Several yeast strains were isolated from leaves collected from Mt. Daedun and Mt. Chilgap in Korea. A total of 79 strains of 32 species were isolated from 44 leaves obtained from Mt. Daedun. Cryptococcus spp., including Cryptococcus magnus, were found to be dominant, while 16 strains of Aureobasidium pullulans were isolated. Among the strains isolated from Mt. Daedun, Asterotremella humicola JSL502, Barnettozyma californica JSL503, Bullera unica JSL501, Bulleromyces albus JSL505, and Candida vaccinii JSL507 are considered rare yeast species in Korea. All of these rare strains, except for Bulleromyces albus JSL505, formed ascospores. Bullera unica JSL501 was able to grow in yeast extract-peptone-dextrose (YPD) medium containing 10% NaCl. Twenty-five yeast strains of 18 species were isolated from 43 leaves obtained from Mt. Chilgap. Six strains of Pseudozyma spp., including three strains of Pseudozyma aphidis, were isolated in the dormant state.
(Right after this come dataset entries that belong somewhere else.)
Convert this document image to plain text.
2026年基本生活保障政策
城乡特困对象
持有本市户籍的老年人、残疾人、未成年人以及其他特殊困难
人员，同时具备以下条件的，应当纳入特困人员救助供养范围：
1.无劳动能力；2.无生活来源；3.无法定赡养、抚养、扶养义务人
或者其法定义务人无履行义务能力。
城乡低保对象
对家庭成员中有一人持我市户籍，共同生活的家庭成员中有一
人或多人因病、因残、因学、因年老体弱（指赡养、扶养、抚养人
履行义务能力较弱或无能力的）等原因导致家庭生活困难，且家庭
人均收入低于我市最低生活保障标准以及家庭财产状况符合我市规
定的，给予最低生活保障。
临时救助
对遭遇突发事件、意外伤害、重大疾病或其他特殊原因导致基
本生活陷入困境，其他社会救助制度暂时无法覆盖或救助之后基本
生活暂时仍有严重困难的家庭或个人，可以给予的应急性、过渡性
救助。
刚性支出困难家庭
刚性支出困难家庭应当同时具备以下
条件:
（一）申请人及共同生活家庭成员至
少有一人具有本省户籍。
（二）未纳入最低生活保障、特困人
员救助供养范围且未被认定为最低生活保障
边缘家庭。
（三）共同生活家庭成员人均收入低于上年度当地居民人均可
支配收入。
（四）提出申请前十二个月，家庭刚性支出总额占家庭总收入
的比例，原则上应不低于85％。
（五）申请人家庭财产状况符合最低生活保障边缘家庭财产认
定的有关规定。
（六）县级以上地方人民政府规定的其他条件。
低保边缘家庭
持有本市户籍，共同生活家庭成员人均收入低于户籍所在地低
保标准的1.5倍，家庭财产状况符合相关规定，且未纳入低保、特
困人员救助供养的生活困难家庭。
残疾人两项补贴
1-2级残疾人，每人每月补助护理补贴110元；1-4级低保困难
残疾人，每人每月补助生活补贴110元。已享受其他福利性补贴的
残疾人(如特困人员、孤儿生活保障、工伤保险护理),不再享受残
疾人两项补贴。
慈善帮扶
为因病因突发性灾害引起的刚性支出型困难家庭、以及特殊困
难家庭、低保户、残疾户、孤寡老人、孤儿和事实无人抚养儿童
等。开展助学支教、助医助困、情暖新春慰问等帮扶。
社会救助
Of these strains, the occurrence of Rhodotorula phylloplana JSL515, Rhodotorula pinicola JSL516, Schwanniomyces vanrijiae JSL517, and Sporisorium loudetiae JSL518 is rare in Korea. Only Sporisorium loudetiae JSL518 formed ascospores, while Rhodotorula pinicola JSL516 and Sporisorium loudetiae JSL518 formed pseudomycelia. The halophilic yeast Schwanniomyces vanrijiae JSL517 was isolated and observed to grow in YPD medium containing 5% NaCl.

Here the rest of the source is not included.